Ich fülle meine beiden Flaschen in einem Bach auf und mache mich auf die letzten 13 Km des Laufes. Hier warten zwar nochmal insgesamt 400 Höhenmeter auf mich, aber der Trail ist nun nicht mehr so wahnsinnig anspruchsvoll. Das Laufen fällt mir nicht so leicht wie sonst, nach dieser Distanz, aber es lässt sich aushalten. Ich staune über die Schönheit der puren Natur, die ich in dieser Art bisher noch nie wirklich gesehen habe. Natürlich laufe ich viel durch Wälder und erkunde neue Wege, aber das hier ist eine andere Hausnummer. Genau so hatte ich es mir vorgestellt.
Auf den letzten Kilometern passiere ich nochmal die Gondelstation und frage mich, ob ich wohl vor ein paar Stunden einfach in eine Gondel gesprungen wäre, hätte ich gewusst was mich in den nächsten Stunden erwarten würde. Aber die Antwort lautet klar: Nein.
Ich sehe den Zielbogen, laufe darunter hindurch und bin überglücklich. Es gibt hier keine Finisher Shirts oder Medaillen. Stattdessen bekomme ich einen warmen Tee und denke: „Alles passt zusammen“. Der Wunsch nach einem neuen Abenteuer, der Wunsch nach unberührter ehrlicher Natur, der Wunsch nach einer Herausforderung, der Wunsch nach einer neuen Geschichte. Dieser Ort, der schon immer eine magische Ausstrahlung auf mich hatte und hat. Und dieser Tee. Alles passt zusammen.
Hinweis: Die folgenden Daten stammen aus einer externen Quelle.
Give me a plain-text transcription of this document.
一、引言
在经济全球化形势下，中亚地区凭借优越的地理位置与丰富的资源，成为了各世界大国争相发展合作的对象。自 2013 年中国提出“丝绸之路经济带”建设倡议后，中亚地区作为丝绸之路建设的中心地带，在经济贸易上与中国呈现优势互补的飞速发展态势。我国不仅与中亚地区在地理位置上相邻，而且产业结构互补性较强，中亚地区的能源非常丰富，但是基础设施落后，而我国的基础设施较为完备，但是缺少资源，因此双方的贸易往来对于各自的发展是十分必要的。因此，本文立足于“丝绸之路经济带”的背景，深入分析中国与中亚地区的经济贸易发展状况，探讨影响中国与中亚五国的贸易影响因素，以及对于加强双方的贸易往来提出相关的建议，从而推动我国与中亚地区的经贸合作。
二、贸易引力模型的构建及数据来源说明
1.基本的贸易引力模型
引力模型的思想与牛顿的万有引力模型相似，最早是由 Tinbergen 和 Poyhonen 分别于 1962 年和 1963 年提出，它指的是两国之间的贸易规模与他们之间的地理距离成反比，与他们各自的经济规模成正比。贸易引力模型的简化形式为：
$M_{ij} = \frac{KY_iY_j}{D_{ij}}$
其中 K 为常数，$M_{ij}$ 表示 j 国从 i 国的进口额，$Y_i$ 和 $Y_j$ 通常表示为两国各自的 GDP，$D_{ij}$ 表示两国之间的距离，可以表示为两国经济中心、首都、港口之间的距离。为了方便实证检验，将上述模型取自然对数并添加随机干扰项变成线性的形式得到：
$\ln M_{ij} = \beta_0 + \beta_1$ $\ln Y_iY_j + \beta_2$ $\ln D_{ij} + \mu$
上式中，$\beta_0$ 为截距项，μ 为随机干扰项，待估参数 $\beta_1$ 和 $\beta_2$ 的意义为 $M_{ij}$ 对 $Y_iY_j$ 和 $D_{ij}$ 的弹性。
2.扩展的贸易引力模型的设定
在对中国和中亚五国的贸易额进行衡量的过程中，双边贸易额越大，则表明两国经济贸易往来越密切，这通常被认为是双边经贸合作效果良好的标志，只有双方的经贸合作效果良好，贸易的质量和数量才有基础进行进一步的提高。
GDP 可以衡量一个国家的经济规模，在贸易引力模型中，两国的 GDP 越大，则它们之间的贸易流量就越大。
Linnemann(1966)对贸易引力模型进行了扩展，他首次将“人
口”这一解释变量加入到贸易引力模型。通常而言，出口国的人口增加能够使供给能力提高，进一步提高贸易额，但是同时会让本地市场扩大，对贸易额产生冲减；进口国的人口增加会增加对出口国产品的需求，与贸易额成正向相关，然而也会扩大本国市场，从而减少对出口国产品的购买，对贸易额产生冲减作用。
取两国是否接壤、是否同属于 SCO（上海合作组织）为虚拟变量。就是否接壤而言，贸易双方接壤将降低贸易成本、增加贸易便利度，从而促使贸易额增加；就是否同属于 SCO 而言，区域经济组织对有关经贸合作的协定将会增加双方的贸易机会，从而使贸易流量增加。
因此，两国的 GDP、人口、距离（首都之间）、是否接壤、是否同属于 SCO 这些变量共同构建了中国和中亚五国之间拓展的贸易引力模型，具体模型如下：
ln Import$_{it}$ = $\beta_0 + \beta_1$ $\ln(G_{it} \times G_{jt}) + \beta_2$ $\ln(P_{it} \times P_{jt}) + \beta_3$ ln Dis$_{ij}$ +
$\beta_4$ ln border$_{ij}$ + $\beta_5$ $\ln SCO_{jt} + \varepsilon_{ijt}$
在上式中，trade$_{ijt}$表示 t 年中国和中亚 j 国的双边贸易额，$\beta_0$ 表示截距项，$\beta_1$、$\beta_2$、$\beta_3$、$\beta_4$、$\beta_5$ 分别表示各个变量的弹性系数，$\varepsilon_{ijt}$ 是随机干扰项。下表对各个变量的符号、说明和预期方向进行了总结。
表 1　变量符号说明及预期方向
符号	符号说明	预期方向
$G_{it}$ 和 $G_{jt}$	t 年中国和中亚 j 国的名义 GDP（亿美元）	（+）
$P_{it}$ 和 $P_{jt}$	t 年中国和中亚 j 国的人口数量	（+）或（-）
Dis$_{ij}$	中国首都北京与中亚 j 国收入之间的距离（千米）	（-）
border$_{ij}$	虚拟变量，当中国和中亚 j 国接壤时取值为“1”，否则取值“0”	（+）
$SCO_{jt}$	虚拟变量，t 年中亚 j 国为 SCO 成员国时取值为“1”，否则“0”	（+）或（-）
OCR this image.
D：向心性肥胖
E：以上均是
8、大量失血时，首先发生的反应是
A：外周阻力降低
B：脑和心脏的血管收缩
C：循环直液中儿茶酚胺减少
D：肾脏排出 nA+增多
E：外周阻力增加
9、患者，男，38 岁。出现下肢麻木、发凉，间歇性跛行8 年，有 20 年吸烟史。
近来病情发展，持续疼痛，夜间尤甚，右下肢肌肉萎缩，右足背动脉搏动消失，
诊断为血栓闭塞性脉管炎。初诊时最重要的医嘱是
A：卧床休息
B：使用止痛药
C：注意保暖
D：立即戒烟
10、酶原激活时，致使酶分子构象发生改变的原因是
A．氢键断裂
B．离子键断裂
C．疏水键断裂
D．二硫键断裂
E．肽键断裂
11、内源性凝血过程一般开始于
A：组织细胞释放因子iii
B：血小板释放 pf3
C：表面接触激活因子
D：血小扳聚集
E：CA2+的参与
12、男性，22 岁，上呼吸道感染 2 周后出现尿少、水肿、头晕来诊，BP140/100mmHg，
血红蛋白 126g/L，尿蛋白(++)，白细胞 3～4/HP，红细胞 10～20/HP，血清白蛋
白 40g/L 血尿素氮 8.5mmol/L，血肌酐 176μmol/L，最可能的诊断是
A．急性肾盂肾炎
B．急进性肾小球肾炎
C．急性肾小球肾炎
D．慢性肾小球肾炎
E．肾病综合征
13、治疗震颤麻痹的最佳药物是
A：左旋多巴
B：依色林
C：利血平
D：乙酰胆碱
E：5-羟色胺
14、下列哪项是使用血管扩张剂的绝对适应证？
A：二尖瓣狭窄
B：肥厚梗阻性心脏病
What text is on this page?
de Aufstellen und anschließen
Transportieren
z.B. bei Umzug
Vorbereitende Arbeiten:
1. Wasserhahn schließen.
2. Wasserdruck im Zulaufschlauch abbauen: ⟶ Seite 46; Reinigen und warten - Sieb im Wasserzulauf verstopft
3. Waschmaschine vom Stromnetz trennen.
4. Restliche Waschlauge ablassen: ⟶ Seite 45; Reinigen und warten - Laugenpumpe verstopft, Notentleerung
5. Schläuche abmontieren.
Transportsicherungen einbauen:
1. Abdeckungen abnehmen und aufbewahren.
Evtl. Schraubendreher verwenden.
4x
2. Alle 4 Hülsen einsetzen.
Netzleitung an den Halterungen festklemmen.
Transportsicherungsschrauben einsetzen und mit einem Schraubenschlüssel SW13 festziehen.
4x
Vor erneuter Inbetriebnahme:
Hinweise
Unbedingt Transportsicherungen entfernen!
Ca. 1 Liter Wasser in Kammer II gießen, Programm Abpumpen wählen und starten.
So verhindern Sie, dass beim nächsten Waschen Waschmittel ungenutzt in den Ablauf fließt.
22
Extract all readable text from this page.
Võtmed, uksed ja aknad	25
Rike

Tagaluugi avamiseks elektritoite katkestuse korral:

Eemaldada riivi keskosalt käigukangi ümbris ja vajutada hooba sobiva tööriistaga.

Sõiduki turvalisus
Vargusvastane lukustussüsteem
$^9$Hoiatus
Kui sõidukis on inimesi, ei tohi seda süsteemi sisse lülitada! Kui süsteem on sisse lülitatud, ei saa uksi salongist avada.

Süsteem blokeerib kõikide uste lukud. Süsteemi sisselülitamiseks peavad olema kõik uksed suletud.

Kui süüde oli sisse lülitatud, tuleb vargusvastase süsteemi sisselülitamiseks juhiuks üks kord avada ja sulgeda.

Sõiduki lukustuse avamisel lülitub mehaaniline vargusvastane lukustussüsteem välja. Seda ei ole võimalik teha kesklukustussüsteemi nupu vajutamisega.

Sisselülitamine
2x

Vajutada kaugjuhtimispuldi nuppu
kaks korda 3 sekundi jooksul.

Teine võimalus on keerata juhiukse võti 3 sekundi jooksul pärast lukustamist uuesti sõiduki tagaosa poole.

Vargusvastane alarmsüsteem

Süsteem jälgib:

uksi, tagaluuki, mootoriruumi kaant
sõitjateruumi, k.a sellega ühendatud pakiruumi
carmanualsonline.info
Nachdem ich im Hotel geduscht habe, rufe ich Anastasia an und erzähle Ihr von all meinen Erlebnissen. Dann gehe ich nochmal zum Zielbereich und feuere die noch kommenden Läuferinnen und Läufer an. Und das tun alle gemeinsam, bis zum letzten Läufer. Wie im Triathlon, denke ich. Alle hatten unterschiedliche Erlebnisse und Ergebnisse auf derselben Strecke. Und doch schaffen diese Abenteuer eine wahnsinnige Bindung zwischen allen Athleten.
Meine Zielzeit beträgt 4:44:01h ich hatte einen Schnitt von 8:53/Km, habe 32 Kilometer zurück gelegt und insgesamt 2053 Höhenmeter gesammelt.Es war einer der schönsten Läufe, die ich jemals erlebt habe. Bis jetzt!
Ob ich nochmal wiederkommen werde? Darauf antworte ich mit einem rieeesigen JA!
Es gibt ja schließlich noch die 53 Km lange Version des Laufes :D.
Aber zuerst habe ich nun ein anderes Ziel: den Ironman Süd Afrika.